Отчет. Рассказы. Страница 3



В увлечениях мы были хорошим тандемом. Вначале заболели музыкой: Меррил много лет брал уроки игры на фортепиано. Его брат играл на скрипке, чему я завидовала не меньше, хотя сама хотела освоить именно фортепиано, упрашивала мать нанять мне учителя – точнее, уже несколько лет как бросила упрашивать. Меррил подсказал мне, как бесплатно посещать концерты – летом наниматься в билетеры в Hollywood Bowl, – а сам с моей подачи стал завсегдатаем цикла понедельничных концертов камерной музыки «Вечера на крыше», куда меня привели Элейн и Мэл. Мы неторопливо формировали наши почти неотличимые идеальные собрания пластинок (на семьдесят восемь оборотов, в блаженном неведении о том, что год спустя появятся долгоиграющие диски) и часто слушали их на пару в прохладных темных кабинках музыкального магазина Highland. Иногда он приходил ко мне в гости, даже когда мои родители были дома. Или я приходила к нему; помнится, мне было неловко слышать имя его старомодно одетой, гостеприимной матери. Хани! Всё равно что зваться Лапочкой!

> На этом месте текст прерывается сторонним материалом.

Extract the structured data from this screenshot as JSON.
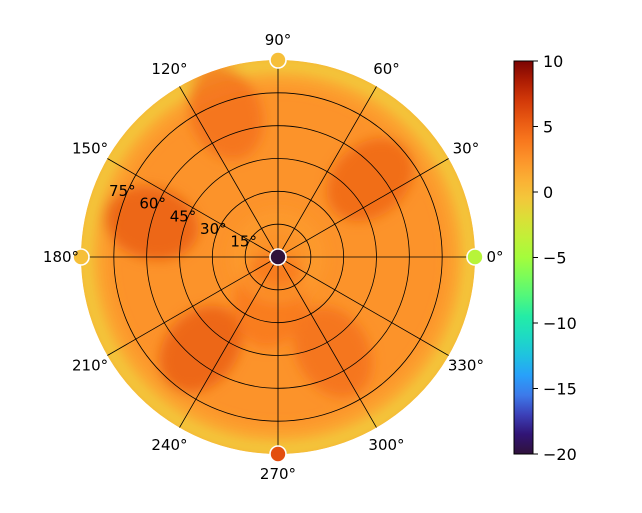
{
  "chart_data": {
    "type": "heatmap",
    "projection": "polar",
    "angle_ticks": [
      {
        "value": 0,
        "label": "0°"
      },
      {
        "value": 30,
        "label": "30°"
      },
      {
        "value": 60,
        "label": "60°"
      },
      {
        "value": 90,
        "label": "90°"
      },
      {
        "value": 120,
        "label": "120°"
      },
      {
        "value": 150,
        "label": "150°"
      },
      {
        "value": 180,
        "label": "180°"
      },
      {
        "value": 210,
        "label": "210°"
      },
      {
        "value": 240,
        "label": "240°"
      },
      {
        "value": 270,
        "label": "270°"
      },
      {
        "value": 300,
        "label": "300°"
      },
      {
        "value": 330,
        "label": "330°"
      }
    ],
    "radial_ticks": [
      {
        "value": 15,
        "label": "15°"
      },
      {
        "value": 30,
        "label": "30°"
      },
      {
        "value": 45,
        "label": "45°"
      },
      {
        "value": 60,
        "label": "60°"
      },
      {
        "value": 75,
        "label": "75°"
      }
    ],
    "rlim": [
      0,
      90
    ],
    "grid": true,
    "colorbar": {
      "colormap": "turbo",
      "vmin": -20,
      "vmax": 10,
      "ticks": [
        {
          "value": 10,
          "label": "10"
        },
        {
          "value": 5,
          "label": "5"
        },
        {
          "value": 0,
          "label": "0"
        },
        {
          "value": -5,
          "label": "−5"
        },
        {
          "value": -10,
          "label": "−10"
        },
        {
          "value": -15,
          "label": "−15"
        },
        {
          "value": -20,
          "label": "−20"
        }
      ]
    },
    "field": {
      "description_values": "approximate gain pattern: ~0 at rim, 2-5 in interior with lobes",
      "lobes": [
        {
          "theta": 165,
          "r": 60,
          "value": 5.5
        },
        {
          "theta": 230,
          "r": 55,
          "value": 5.5
        },
        {
          "theta": 40,
          "r": 55,
          "value": 5
        },
        {
          "theta": 110,
          "r": 70,
          "value": 4.5
        },
        {
          "theta": 300,
          "r": 50,
          "value": 4.5
        },
        {
          "theta": 260,
          "r": 20,
          "value": 4
        }
      ],
      "base_value": 2.5,
      "rim_value": -0.5
    },
    "markers": [
      {
        "theta": 0,
        "r": 0,
        "value": -20
      },
      {
        "theta": 0,
        "r": 90,
        "value": -4
      },
      {
        "theta": 90,
        "r": 90,
        "value": 0
      },
      {
        "theta": 180,
        "r": 90,
        "value": 0
      },
      {
        "theta": 270,
        "r": 90,
        "value": 6
      }
    ]
  }
}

Уединялись мы в машинах. У Меррила были самые настоящие водительские права, у меня – юношеские; в тогдашней Калифорнии такие выдавали детям четырнадцати – шестнадцати лет, по ним дозволялось водить только машины родителей. Впрочем, разница нивелировалась тем, что ни у меня, ни у Меррила не было доступа к другим машинам, кроме родительских. Вечерами мы пристраивали синий шеви его родителей или зеленый понтиак моей матери где-нибудь на обочине Малхолланд-драйва, как на насесте, и, в упор не видя парочек, которые сношались в припаркованных автомобилях по соседству, предавались нашим собственным утехам. Перебрасывались музыкальными темами, напевая их друг другу дискантом, с приблизительной точностью: «Ну а эта? Послушай. Что это?» Экзаменовали друг друга по каталогу Кёхеля [5] : мы оба затвердили длинные фрагменты этого списка, насчитывающего шестьсот двадцать шесть названий. Спорили о сравнительных достоинствах квартета Буша и Будапештского квартета (к тому времени я заделалась фанатичной поборницей Будапештского), обсуждали, не аморально ли покупать Дебюсси в исполнении Гизекинга в свете того, что Элейн и Мэл рассказали мне о его нацистском прошлом. Пытались внушить себе, что нам понравилась игра Джона Кейджа на препарированном фортепиано в минувший понедельничный «Вечер на крыше»; а также решали, сколько лет подарить Стравинскому.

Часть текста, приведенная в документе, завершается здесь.